Nearly everyone welcomes the spirit of the Data Protection Bill - but many have doubts about its form and content
Any hopes that the Data Protection Bill - drawn up to “Brexit-proof” the UK’s data protection regime - would pass through Parliament on the nod have been severely dented in its first debate.
The bill, which transposes the EU General Data Protection Regulation into UK law while filling out its detail and scope, received its second reading in the House of Lords last week.
While peers lined up to declare their backing for the legislation in principle, several gave notice of attempts at amendment, in areas ranging from the impact on medical research to whether it has the capacity to rein in the activities of giant web businesses such as Google and Amazon.
Age of consent
A focus of particular criticism was the bill’s proposal to designate 13 as the age at which a child can legally sign up to an online social media account. Opening Labour’s response to the bill, Lord Stevenson of Balmacara (Wilf Stevenson) said an age of consent of 13 “would almost certainly be illegal under the UN Convention on the Rights of the Child, to which the UK is a signatory”.
The lord bishop of Chelmsford (the Reverend Stephen Cottrell), suggested the Government had been too ready to toe the web industry’s line in adopting a “de facto standard age of consent for children providing their personal information online". That standard “has been set by the very companies that profit from providing these services to children,” he said.
While 13 might be an appropriate age, that should be decided in other ways with much greater reference to the public. “I do not think this has happened,” he said.
A more fundamental question raised by several peers was whether the new data protection regime will hinder progress in healthcare. Cross-bencher Lord Patel (the obstetrician Narendra Patel), noted that GDPR-compliant consent is not always possible in medical research.
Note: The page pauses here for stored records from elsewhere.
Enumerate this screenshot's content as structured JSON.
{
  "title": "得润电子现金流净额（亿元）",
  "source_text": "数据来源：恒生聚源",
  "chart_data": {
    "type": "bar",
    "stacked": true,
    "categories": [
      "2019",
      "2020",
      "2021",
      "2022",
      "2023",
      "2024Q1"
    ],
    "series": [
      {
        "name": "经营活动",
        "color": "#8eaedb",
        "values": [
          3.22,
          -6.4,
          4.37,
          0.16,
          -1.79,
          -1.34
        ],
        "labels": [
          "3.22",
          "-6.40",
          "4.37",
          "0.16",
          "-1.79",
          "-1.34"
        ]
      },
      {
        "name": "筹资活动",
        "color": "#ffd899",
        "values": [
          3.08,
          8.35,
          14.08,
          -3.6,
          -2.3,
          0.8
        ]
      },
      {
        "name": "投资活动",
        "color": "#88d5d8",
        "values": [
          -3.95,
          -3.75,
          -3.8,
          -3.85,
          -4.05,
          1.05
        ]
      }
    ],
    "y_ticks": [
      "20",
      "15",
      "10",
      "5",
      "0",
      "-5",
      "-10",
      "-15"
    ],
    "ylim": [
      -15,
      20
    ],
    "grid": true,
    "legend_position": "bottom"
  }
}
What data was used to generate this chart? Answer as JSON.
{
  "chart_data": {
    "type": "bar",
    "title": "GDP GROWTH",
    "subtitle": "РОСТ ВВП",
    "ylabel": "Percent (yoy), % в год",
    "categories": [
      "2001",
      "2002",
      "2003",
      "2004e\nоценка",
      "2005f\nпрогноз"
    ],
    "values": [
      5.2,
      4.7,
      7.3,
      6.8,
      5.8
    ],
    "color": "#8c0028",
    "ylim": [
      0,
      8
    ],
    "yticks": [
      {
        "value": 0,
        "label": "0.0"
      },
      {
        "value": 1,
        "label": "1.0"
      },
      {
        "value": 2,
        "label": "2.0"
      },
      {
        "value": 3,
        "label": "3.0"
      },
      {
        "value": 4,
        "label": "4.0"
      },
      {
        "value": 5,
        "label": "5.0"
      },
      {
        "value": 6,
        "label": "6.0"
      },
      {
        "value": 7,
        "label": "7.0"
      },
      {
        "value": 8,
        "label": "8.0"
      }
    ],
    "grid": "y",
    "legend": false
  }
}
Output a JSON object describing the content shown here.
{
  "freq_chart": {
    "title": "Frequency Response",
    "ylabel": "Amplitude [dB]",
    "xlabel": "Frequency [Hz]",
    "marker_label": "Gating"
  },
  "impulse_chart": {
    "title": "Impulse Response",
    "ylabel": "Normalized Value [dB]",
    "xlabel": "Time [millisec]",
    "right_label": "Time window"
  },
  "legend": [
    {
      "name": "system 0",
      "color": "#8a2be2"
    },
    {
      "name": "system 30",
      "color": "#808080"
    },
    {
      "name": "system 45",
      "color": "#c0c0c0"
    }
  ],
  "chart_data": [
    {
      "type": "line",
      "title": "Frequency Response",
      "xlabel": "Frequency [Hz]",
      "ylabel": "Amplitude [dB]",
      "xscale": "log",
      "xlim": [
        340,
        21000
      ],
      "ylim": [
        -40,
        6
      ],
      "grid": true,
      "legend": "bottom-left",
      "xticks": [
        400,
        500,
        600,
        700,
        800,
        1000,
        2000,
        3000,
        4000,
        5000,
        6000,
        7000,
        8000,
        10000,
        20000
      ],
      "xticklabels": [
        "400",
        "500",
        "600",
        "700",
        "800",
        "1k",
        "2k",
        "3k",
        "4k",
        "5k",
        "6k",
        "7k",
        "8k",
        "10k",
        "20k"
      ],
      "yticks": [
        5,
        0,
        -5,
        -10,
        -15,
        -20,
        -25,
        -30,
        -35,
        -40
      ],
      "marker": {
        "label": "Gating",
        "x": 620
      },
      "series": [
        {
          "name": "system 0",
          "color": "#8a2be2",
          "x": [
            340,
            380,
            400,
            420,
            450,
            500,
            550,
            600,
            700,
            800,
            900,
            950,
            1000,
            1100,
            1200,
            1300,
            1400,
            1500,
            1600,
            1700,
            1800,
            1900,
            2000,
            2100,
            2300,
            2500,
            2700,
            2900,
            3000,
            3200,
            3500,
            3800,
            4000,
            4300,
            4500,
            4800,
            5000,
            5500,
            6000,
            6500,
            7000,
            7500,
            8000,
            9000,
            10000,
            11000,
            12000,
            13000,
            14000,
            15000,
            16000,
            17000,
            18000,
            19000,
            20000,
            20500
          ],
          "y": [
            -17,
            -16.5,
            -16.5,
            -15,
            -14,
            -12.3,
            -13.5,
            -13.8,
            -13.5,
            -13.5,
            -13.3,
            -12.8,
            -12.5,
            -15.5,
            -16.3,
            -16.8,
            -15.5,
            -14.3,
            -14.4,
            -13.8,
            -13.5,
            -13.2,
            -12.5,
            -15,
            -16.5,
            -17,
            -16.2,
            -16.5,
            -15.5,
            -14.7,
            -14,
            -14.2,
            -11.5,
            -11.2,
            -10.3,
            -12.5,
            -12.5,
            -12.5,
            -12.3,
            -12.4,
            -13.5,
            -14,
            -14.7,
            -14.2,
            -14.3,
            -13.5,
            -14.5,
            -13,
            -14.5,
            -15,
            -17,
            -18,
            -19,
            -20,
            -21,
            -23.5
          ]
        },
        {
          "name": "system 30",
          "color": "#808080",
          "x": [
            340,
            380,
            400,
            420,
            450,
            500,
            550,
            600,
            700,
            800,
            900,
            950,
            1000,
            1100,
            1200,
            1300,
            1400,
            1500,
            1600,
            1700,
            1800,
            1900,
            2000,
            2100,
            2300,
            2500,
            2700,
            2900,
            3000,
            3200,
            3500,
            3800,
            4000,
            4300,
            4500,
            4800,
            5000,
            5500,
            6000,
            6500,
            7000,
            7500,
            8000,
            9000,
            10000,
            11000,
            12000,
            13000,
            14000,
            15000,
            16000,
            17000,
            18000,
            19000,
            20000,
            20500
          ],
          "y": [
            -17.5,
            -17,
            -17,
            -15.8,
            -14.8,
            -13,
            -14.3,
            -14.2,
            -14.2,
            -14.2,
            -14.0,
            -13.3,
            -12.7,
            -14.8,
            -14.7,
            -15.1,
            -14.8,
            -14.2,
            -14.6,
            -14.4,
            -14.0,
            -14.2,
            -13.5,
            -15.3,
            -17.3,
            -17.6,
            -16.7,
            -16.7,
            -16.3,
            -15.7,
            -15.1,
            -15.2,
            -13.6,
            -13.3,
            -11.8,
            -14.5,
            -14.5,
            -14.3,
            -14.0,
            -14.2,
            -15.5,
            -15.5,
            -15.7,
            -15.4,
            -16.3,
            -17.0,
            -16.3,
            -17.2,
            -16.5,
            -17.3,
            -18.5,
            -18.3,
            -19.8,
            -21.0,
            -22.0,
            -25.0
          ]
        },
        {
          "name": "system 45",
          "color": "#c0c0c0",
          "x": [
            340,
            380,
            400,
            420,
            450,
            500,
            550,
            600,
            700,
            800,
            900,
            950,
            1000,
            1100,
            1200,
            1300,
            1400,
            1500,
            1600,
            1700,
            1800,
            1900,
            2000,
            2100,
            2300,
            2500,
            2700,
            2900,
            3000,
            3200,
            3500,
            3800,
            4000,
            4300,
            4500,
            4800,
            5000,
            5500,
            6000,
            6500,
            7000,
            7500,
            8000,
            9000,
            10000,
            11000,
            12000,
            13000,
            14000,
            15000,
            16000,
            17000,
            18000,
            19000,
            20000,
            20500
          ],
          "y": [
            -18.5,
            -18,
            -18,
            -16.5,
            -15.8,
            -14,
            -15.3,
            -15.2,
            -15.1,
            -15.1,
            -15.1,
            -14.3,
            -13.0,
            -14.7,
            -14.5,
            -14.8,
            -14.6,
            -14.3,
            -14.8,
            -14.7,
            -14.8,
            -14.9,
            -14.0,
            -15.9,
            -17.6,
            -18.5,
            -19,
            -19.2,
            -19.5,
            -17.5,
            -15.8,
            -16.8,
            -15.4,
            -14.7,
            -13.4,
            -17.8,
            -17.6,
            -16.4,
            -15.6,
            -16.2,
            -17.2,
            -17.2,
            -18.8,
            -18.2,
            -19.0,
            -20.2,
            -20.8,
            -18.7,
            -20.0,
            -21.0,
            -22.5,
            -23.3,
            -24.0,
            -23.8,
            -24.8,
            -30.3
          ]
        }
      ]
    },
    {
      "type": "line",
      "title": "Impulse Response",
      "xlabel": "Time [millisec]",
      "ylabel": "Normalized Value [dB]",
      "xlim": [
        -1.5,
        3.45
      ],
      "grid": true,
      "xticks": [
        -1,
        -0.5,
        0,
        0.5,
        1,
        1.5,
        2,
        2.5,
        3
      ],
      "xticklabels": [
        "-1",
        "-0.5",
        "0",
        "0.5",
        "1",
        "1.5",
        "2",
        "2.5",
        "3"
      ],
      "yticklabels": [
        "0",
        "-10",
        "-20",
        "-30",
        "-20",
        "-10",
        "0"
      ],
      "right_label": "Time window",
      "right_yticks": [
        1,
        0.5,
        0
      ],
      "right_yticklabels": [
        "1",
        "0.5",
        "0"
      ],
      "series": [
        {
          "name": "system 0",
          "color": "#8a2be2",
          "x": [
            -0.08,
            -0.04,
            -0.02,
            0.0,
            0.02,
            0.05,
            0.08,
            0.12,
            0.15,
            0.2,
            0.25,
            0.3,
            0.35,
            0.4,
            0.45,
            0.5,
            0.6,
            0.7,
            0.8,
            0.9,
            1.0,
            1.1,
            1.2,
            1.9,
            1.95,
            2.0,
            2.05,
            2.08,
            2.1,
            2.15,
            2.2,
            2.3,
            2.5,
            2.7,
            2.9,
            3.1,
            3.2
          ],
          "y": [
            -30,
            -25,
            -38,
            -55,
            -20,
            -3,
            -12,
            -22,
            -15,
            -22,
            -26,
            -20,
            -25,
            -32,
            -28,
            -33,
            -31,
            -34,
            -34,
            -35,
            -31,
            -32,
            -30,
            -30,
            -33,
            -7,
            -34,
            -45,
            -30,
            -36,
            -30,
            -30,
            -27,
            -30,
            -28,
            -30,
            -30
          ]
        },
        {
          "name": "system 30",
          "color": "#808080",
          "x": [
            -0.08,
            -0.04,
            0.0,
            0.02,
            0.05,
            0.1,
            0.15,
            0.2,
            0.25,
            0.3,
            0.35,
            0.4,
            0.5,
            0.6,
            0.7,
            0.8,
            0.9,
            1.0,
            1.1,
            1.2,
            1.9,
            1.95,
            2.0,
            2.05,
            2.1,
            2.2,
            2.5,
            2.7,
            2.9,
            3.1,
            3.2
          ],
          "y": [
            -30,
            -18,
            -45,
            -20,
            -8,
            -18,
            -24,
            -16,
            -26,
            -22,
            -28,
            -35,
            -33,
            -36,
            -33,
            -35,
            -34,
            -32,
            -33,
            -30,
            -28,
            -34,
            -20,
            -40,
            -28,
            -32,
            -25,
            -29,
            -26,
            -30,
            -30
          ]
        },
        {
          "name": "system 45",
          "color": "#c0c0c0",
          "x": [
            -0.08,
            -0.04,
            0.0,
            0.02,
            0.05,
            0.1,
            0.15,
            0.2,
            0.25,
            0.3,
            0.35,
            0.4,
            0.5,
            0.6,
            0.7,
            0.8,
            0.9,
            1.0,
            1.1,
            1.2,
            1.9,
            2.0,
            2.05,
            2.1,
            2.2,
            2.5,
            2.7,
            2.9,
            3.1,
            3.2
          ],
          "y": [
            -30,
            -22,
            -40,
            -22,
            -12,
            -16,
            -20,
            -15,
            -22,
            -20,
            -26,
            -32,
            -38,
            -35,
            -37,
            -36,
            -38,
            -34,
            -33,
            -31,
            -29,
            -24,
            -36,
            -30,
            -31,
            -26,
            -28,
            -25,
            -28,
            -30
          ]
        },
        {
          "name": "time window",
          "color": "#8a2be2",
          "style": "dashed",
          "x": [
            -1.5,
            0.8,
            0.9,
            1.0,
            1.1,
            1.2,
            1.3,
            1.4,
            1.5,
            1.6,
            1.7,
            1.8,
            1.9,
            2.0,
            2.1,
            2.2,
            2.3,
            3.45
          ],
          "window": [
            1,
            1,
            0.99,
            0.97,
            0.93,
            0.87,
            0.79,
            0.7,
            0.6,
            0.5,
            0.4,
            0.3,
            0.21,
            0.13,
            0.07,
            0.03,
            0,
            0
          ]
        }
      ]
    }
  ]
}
“In some studies it is not possible to seek consent, either because a very large sample size is needed to generate a robust result, and that would be practically difficult to obtain, or because seeking consent would introduce bias,” he said, adding: “The use of personal health data without specific explicit consent is sometimes essential for research for the health of the population.”
Cancer registries
For example, if researchers could not process medical records for research without specific explicit patient consent, they could not run cancer registries. The GDPR would also have obstructed the recruitment of 20,000 suitable people for the study on statins, which has helped transform medical practice throughout the world.
“This began with the identification of 400,000 patients with a hospital record of arterial disease and that information could not have been accessed without their permission,” Patel said.
Lady Pauline Neville-Jones built on the theme, observing that even under existing legislation, some kinds of trials have now become so difficult to conduct within the EU that companies engaging in them have decamped elsewhere - often to the US - to the intellectual and commercial impoverishment of Europe.
“That is a practical illustration of how important it is to get the balance between trying to regulate against abuse and the opportunities that you should leave open,” she said.
Neville-Jones warned that the bill would oblige universities to seek explicit consent when using data at every stage of processing.
“This becomes very onerous if you are doing a long study. That may on the face of it seem reasonable but, in practice, it can do real harm. The whole point of research is that often at the outset it cannot be 100% certain where it may lead or whether further processing or trials may be necessary.
“Seeking the consent of holders of the data anew may simply not be possible, especially in long term research projects. People move house or become incapable. They also die.”
She sounded a particular alarm about the potential threat to research relying on international data: “I am involved with an organisation called Unique, which deals with rare genetic disorders, whereby datasets to be useful have to be gathered globally. By insisting on onerous consent regimes, we are in danger of disabling such organisations from continuing their pioneering work.”
Security factors
Meanwhile, provisions associated with the bill’s attempt to extend the data protection regime into the realm of national security are likely to attract particular attention.
Introducing the measure, Lord Ashton of Hyde, a junior minister in the Department of Digital, Culture, Media and Sport, said: “Data processing by the intelligence agencies requires its own bespoke data protection regime, not least because the GDPR standards were not designed for this kind of processing, and data processing for national security purposes is outside the scope of EU law.
"That is why this part of the bill will instead be aligned with the internationally recognised data protection standards found in the draft modernised Council of Europe Convention for the Protection of Individuals with Regard to the Processing of Personal Data.”
A former justice minister, the Liberal Democrat Lord McNally, questioned whether this would be sufficient. “The elephant in the room… is how we get the balance right between protecting the freedoms and civil liberties that underpin our functioning liberal democracy while protecting that democracy from the various threats to our safety and well-being," he said.
Dystopian future
A further contribution came from Lady (Martha) Lane-Fox of Soho, who stressed that: “Giving people rights is meaningful only if they know that they have them, what they mean, how to exercise them, what infringement looks like and how to seek redress for it.”
She confessed that she found the bill “incredibly hard to read and even harder to understand”, and claimed there is a risk of sleepwalking into a dystopian future “if we do not work hard to simplify the bill and make it accessible to more people, the people to whom I feel sure the Government must want to give power in this updated legislation".
For all the concern expressed across the Palace of Westminster, that seems unlikely to happen.